Am I alone in thinking that we may be being sold down the Rother, here?
If Travelodge Hotels Ltd wants to build a budget hotel in the Rother District, why on earth can it not buy a parcel of land in the open market and pay for its development from the £110 million operating profits it declared last year?
Equally, if the oligarchs who operate the levers of financial power at RDC want a slice of the apparently lucrative budget hotel market, why can they not build a hotel and run it as a going concern in trust for the taxpayer, rather than selling it at a knock-down price or leasing it out on a peppercorn rent?
Better still, if Rother has stewardship of such a superabundance of publicly-owned real property and funds, why can we not build affordable social housing for the young families of Bexhill who are currently being driven out of their own home town as a consequence of the actions of financial speculators, property developers and buy-to- let landlords? This would indeed represent regeneration, rather than the degeneration which our District Council seems to be determined to inflict upon us.

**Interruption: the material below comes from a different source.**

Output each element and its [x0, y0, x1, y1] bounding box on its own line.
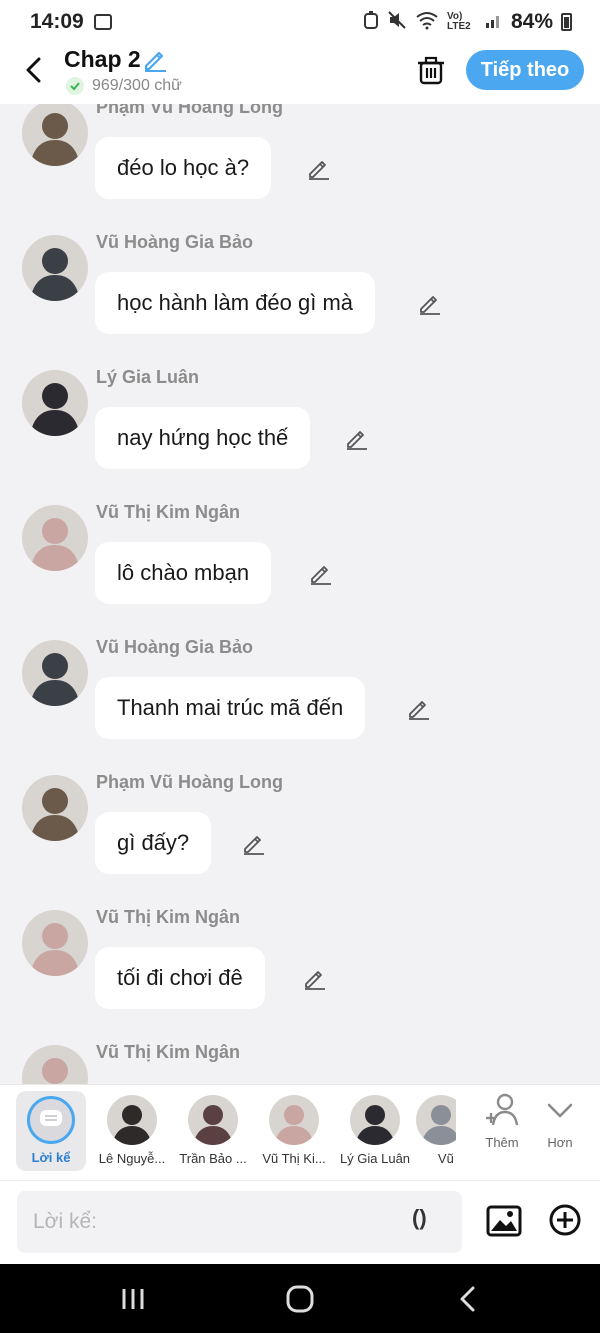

We all know, from bitter experience, that major development projects which are entrusted to our District and County Council tend to meet with inordinate setbacks and delays and, ultimately, to dispossess the public purse of many times the projected financial estimates.
Therefore, if this extraordinary proposal is permitted to go ahead, I contend that all associated contracts should be subjected to thorough due diligence, and be audited, approved and monitored by an independent body. I would venture to suggest that the East Sussex Action Fraud Hub is best placed to provide this service, at minimal cost to the local taxpayer.